Les bruits nocturnes, la foule qui se regroupe aux portes de la villa, le procès, tout cela exacerbe la paranoïa du général, titille sa mauvaise conscience, même si en public et durant les audiences, il reste droit dans ses bottes fascistes. Bustamante filme merveilleusement cette atmosphère de déréliction poisseuse, cette étrangeté d’une demeure bourgeoise devenue camp retranché, cette angoisse du gardien de la dictature au moment du penalty de la justice. Ce retour du refoulé est une nouvelle déclinaison de l’oeil dans la tombe qui regardait Caïn, ou des bruits d’éperons résonnant dans la tête de Robert Mitchum dans La Vallée de la peur, le magnifique western freudien de Raoul Walsh.

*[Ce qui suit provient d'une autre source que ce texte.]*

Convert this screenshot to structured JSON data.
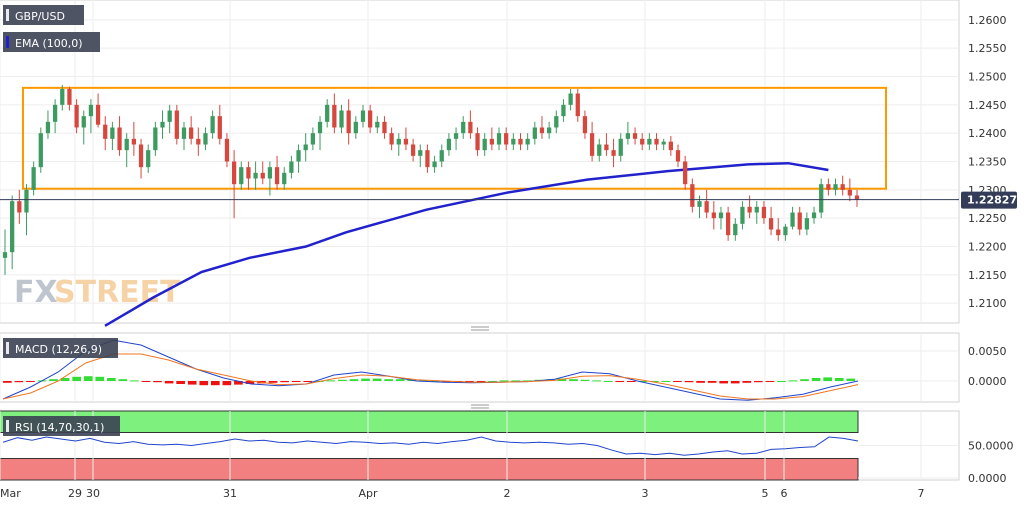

Et puis la famille du général engage une nouvelle domestique, une jeune femme Maya. La paranoïa du tortionnaire redouble. L’ennemie est entrée dans la place. Aurait-il tué des proches de cette jeune fille ? Serait-elle la réincarnation de « la llorona », cette mère errant la nuit en pleurant ses enfants morts selon une légende mexicaine du XVIe siècle qui fait partie de la culture et de l’inconscient collectif des pays d’Amérique central et latine ? Ou peut-être est-elle une réincarnation des mères de la place de mai qui se regroupaient à Buenos Aires pour demander des comptes à la dictature Videla au sujet de leurs fils disparus ?
Ce n’est pas tous les jours que la population guatémaltèque et maya dispose d’un porte-voix qui parle haut et fort en son nom.
Avec cette nouvelle domestique pourtant discrète et silencieuse, ce n’est pas seulement la peur d’un châtiment qui est entrée chez le général, c’est aussi la culture Maya et une dimension fantastique qui s’est invitée dans le réalisme politique et psychologique du film. Bustamante filme alors la demeure du général comme un nid de névroses, un labyrinthe mental des recoins duquel peut surgir à tout moment le bras de la vengeance, un lieu où l’on ne sait plus trop faire la distinction entre la réalité et le paranormal, entre évènements réels et projections mentales, une maison hitchcockienne écrasée de chaleur, d’humidité et d’inquiétude dont l’atmosphère suffocante, confinée, vénéneuse rappelle un peu le premier film de Lucrecia Martel, La Cienaga.
Tout à sa tâche de filmer le lent pourrissement d’un lieu qui métaphorise la pourriture que sont toutes les dictatures, le cinéaste n’en oublie pas pour autant les victimes, non seulement en montrant les attroupements devant la villa, mais aussi les parties civiles au procès avec ses rangées de femmes Mayas en costumes et voilettes traditionnelles, superbes de dignité. Bustamante est clairement de leur côté, mais plutôt que de s’appesantir sur leur chagrin silencieux, le cinéaste a préféré filmer longuement la trouille du bourreau quand celui-ci comprend que la justice risque de passer, qu’il ne finira pas sa vie tranquillement, et que peut-être affleurera au plus profond de son être la conscience de la portée de ses actes.
Jayro Bustamante dit qu’au Guatemala, « la population a peur de Dieu, et des militaires », résumé lapidaire, valable hélas dans bien d’autres pays. Pour résister aux manques de la justice de son pays, aux impasses de sa conscience collective, et aux silences volontaires sur les zones d’ombre de son passé, il a renversé sa formule en filmant un haut responsable militaire qui a peur du peuple. Ce n’est pas tous les jours que la population guatémaltèque et maya dispose d’un porte-voix qui parle haut et fort en son nom et dont la forme de thriller politico-hitchcocko-fantastique anti-fasciste parle universellement à tout le peuple cinéphile.